Le chef de l'État congolais a officiellement lancé, le 12 août à Aubeville dans la Bouenza, les activités d'un établissement dédié à l'accompagnement de jeunes en rupture sociale. Cette infrastructure accueille environ deux cents pensionnaires en quête d'une nouvelle trajectoire de vie.
Le projet répond à une urgence sociale majeure : des adolescents et jeunes adultes, marginalisés ou ayant eux-mêmes pris leurs distances avec la société, risquaient une exclusion durable. Face à ce défi, l'État congolais a mobilisé des ressources pour proposer une formation qualifiante associée à un travail éducatif approfondi.
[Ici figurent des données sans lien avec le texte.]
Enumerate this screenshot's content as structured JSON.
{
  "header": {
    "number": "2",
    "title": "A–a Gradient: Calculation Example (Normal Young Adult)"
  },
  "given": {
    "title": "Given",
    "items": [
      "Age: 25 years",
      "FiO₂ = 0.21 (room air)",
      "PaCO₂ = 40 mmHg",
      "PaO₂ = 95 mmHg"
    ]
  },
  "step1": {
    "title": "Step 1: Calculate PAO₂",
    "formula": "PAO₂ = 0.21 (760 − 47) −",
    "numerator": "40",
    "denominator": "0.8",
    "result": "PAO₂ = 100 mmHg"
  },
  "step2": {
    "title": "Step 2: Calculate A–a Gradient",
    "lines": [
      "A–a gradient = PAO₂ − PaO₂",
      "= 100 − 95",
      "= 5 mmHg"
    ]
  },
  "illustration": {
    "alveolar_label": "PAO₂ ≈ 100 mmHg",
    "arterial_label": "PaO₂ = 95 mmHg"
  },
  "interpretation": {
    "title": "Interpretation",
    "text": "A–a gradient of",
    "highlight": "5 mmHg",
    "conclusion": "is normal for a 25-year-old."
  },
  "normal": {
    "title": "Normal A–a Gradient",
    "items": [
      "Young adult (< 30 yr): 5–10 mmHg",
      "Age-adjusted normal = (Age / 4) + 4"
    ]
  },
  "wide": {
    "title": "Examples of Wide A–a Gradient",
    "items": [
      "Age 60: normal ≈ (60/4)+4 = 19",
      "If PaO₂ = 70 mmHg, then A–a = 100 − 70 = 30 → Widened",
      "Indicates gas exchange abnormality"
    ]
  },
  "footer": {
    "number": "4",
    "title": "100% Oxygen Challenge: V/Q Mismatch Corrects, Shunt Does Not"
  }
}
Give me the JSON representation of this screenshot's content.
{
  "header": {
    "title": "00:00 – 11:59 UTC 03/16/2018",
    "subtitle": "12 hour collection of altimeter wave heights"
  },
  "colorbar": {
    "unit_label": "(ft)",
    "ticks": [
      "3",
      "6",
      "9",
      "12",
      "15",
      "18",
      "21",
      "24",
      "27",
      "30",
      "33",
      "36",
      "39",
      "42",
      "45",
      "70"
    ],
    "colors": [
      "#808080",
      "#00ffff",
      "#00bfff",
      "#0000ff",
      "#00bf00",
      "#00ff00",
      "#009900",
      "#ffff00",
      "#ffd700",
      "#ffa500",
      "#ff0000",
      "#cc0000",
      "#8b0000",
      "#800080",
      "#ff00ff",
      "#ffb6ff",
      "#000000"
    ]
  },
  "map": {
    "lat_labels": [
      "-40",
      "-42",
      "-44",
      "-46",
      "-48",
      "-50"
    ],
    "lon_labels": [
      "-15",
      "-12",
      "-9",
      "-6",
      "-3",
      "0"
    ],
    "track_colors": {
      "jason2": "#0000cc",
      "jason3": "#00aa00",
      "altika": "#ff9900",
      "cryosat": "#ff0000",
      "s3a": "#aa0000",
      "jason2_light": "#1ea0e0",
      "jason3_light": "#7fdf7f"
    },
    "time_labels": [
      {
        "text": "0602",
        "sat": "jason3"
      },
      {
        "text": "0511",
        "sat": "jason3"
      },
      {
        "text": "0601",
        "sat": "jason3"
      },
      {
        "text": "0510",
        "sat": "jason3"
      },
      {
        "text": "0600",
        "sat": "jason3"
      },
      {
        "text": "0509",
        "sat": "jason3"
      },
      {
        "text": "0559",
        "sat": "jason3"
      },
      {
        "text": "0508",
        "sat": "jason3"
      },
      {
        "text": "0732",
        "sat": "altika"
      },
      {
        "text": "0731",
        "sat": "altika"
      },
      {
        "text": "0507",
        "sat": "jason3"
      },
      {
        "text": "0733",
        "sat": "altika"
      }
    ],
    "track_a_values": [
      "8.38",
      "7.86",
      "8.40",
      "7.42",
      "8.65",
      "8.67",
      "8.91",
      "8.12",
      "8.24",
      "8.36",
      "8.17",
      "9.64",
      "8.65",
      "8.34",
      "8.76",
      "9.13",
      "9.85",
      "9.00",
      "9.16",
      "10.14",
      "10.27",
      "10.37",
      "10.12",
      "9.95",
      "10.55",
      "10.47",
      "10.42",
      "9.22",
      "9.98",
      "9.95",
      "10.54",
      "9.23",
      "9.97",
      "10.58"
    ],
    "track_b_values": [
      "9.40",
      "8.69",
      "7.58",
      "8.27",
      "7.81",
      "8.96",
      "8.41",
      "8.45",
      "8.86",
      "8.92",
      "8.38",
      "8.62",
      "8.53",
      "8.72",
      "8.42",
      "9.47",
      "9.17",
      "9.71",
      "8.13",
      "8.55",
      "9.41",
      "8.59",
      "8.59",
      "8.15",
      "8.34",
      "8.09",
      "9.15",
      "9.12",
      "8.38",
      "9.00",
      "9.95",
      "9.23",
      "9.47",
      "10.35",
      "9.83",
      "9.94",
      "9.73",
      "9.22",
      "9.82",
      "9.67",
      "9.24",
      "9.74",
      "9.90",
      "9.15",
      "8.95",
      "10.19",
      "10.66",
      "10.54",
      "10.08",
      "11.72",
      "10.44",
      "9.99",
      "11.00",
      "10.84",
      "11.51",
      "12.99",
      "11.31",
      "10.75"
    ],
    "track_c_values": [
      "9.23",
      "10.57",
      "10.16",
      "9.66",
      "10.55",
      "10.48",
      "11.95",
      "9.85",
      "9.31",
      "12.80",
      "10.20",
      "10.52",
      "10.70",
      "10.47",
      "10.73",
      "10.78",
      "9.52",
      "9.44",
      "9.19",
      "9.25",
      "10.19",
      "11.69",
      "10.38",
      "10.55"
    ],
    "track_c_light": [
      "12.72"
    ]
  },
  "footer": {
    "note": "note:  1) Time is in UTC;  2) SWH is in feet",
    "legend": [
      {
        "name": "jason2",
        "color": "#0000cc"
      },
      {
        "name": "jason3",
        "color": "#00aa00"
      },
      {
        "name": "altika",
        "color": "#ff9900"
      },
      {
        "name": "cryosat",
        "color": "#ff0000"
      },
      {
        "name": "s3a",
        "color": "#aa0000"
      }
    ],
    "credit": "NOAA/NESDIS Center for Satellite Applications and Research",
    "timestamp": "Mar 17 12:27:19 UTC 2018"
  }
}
Durant la cérémonie, le préfet, le ministre en charge et le directeur de l'établissement ont tous souligné les enjeux de cette initiative. Mais c'est l'intervention du président qui a marqué les esprits. S'adressant aux résidents en tant qu'« chers amis », Denis Sassou N'Guesso a reconnu les sacrifices consentis par l'État et les familles, promettant un accompagnement sans relâche.
Selon le chef de l'État, ces jeunes doivent comprendre que la discipline et la persévérance durant leur parcours de douze mois déboucheront sur une réelle émancipation. À terme, ils seront armés pour construire leur propre avenir et fonder des foyers stables. Ce message de confiance et de responsabilité, délivré en personne par le président, entend cristalliser l'espoir autour du projet.
Ce qu’il faut retenir
- Environ deux cents jeunes en difficulté sociale bénéficient d'une formation qualifiante et d'une rééducation au Congo.
- Le président Denis Sassou N'Guesso a présidé personnellement le lancement du Centre d'Aubeville le 12 août.
- L'État conjugue efforts financiers et mobilisation familiale pour offrir une seconde chance à ces adolescents.
- La formation dure environ un an avant une réinsertion professionnelle et sociale espérée.